Engel requested information from the department be delivered by next week in a letter sent to Under Secretary of State Brian Bulatao on Wednesday.
“I share the Department’s deep resolve that the safety and security of our diplomats is of paramount importance,” Engel wrote. “Given the profound risk that these new revelations expose, it is imperative that Congress be fully informed about the threats against Ambassador Yovanovitch and the Department’s response to them, in order to perform its Constitutionally mandated oversight function and to determine any legislative responses necessary to mitigate such threats in the future.”
Engel’s letter cites the additional evidence the four House committees at the center of President Trump’s impeachment trial released Tuesday.

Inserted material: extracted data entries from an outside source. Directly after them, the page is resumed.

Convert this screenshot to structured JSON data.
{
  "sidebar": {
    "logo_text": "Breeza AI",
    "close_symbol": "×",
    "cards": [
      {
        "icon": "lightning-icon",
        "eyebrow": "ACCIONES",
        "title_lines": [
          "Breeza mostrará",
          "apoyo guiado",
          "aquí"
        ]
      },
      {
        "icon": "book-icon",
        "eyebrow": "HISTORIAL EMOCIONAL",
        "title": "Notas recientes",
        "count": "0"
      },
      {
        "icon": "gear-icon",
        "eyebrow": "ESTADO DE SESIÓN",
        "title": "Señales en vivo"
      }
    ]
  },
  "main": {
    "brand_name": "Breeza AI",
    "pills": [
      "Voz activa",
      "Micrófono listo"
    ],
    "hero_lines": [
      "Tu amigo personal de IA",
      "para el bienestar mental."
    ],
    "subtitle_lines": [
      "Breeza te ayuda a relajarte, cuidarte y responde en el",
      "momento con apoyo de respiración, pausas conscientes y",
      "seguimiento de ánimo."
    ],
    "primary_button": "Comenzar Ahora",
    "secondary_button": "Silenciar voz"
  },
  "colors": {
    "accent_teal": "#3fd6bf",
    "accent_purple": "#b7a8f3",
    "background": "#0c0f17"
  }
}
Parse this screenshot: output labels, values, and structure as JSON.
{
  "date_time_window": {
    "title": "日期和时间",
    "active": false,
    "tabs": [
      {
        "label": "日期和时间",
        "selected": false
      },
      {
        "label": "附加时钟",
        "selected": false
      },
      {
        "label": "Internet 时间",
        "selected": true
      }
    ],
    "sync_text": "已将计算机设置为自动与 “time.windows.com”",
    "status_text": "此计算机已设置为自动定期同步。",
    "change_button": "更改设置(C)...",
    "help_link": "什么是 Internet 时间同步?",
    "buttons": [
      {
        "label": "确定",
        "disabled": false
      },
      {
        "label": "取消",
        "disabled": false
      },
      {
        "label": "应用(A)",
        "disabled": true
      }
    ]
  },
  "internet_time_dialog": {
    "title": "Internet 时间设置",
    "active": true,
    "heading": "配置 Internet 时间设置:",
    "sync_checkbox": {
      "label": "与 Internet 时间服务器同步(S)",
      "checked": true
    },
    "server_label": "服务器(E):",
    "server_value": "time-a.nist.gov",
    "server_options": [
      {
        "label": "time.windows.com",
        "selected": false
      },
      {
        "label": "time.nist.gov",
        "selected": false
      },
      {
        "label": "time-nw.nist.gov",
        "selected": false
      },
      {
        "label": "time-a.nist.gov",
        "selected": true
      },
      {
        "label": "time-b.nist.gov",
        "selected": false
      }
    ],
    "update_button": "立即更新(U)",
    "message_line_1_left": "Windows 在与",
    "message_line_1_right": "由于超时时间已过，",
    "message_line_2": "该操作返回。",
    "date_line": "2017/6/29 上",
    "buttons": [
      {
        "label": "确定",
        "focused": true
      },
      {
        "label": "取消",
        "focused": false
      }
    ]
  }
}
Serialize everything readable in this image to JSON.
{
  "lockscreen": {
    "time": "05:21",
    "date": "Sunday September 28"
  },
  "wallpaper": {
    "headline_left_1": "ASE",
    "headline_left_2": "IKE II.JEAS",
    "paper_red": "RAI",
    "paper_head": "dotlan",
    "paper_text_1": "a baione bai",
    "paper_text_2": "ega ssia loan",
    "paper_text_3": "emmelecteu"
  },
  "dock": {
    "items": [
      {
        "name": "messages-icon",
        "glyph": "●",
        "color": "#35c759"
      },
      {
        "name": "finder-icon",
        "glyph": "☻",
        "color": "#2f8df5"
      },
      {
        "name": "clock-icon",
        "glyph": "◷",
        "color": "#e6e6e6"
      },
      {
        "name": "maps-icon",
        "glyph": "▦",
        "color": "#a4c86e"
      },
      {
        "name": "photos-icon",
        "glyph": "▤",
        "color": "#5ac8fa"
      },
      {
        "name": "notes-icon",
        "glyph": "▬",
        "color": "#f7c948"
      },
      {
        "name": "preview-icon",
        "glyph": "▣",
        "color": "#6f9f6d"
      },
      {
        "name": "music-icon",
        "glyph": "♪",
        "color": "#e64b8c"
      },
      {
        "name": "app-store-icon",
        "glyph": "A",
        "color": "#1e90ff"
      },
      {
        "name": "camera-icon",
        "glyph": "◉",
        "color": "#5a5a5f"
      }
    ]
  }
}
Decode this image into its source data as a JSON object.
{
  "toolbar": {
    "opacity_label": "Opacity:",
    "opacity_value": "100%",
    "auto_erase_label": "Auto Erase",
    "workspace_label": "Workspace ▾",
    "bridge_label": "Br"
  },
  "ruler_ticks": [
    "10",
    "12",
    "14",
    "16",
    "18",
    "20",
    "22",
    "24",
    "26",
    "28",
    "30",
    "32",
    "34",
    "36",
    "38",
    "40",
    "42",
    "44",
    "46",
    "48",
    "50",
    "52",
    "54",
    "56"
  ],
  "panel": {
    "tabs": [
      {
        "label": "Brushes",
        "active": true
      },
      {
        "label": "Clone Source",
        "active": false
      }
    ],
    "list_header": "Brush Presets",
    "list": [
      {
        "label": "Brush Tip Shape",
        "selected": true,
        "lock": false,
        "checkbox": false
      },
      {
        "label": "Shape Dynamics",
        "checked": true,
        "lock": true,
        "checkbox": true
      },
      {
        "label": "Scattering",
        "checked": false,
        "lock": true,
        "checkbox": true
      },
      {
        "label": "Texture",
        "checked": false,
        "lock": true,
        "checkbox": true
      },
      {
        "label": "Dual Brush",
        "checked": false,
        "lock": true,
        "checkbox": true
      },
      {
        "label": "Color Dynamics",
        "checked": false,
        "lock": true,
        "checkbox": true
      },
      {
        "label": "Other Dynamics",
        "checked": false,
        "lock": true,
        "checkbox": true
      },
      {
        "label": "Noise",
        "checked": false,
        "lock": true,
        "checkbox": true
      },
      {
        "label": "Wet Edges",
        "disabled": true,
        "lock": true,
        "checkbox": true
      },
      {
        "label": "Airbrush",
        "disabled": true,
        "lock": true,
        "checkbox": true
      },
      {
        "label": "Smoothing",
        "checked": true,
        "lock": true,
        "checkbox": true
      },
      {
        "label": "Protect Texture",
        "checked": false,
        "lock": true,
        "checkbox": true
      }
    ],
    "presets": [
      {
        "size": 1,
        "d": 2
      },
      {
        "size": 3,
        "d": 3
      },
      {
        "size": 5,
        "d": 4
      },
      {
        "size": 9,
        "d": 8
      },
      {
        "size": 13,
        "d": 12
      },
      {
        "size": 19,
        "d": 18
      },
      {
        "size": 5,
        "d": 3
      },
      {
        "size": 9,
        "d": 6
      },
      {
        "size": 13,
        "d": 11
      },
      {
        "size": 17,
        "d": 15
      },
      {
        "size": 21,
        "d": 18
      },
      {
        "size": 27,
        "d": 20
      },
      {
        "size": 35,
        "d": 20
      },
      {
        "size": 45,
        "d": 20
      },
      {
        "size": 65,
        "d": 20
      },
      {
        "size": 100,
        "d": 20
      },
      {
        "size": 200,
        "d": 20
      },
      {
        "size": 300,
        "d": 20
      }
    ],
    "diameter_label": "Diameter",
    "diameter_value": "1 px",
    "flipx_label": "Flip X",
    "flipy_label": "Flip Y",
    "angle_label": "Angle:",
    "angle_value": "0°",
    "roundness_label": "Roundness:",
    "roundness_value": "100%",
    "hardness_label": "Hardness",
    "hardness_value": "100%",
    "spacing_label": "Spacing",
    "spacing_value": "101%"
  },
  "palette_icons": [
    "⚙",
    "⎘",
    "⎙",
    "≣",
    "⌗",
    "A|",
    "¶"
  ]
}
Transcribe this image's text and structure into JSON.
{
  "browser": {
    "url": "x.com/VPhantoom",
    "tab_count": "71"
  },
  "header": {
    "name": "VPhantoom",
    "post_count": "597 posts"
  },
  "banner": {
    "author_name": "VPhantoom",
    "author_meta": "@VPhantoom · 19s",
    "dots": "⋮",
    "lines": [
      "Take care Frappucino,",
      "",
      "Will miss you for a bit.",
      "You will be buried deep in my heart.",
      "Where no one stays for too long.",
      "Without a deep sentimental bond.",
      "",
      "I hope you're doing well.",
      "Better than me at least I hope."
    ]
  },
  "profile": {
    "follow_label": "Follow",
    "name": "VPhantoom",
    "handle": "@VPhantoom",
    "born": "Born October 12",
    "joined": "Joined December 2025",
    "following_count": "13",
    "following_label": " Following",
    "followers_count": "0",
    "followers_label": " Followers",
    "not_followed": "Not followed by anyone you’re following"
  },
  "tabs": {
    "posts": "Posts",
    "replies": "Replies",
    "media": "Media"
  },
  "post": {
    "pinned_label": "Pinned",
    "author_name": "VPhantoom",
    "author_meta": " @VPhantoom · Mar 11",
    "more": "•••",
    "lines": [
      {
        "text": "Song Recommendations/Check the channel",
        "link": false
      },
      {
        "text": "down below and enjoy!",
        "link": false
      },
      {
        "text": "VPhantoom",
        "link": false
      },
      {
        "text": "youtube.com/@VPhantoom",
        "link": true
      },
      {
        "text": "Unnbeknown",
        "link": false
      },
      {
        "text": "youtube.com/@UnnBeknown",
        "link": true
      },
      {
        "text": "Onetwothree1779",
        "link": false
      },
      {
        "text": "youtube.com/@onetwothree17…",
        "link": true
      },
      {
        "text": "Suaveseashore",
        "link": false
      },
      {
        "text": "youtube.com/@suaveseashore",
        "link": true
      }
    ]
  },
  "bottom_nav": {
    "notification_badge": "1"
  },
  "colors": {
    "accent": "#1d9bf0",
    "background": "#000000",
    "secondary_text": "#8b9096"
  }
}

The new information was provided by Lev Parnas, an associate of Trump’s personal lawyer Rudy Giuliani.
The information includes communications between Parnas and Connecticut congressional candidate Robert Hyde that hinted the ambassador was being watched.
“The strong implication from these messages is that someone with detailed knowledge of the Ambassador’s whereabouts and security protocols was providing that information in real time to Mr. Hyde and Mr. Parnas,” Engel wrote. “I cannot overstate the profound security risk that this poses to the U.S. mission and our interests in Ukraine.”
A spokesperson for the State Department was not immediately available for comment.
Engel is requesting documents related to Parnas, Hyde, as well as any risks to the the security of the Embassy in Kyiv —including but not limited to Yovanovitch — between Jan. 1 2019 and the present.
Yovanovitch’s lawyer Lawrence Robbins called for an investigation into the potential monitoring on Tuesday.
Sen. Bob Menendez (D-N.J.), the top Democrat on the Senate Foreign Relations Committee, called for an immediate briefing on the messages.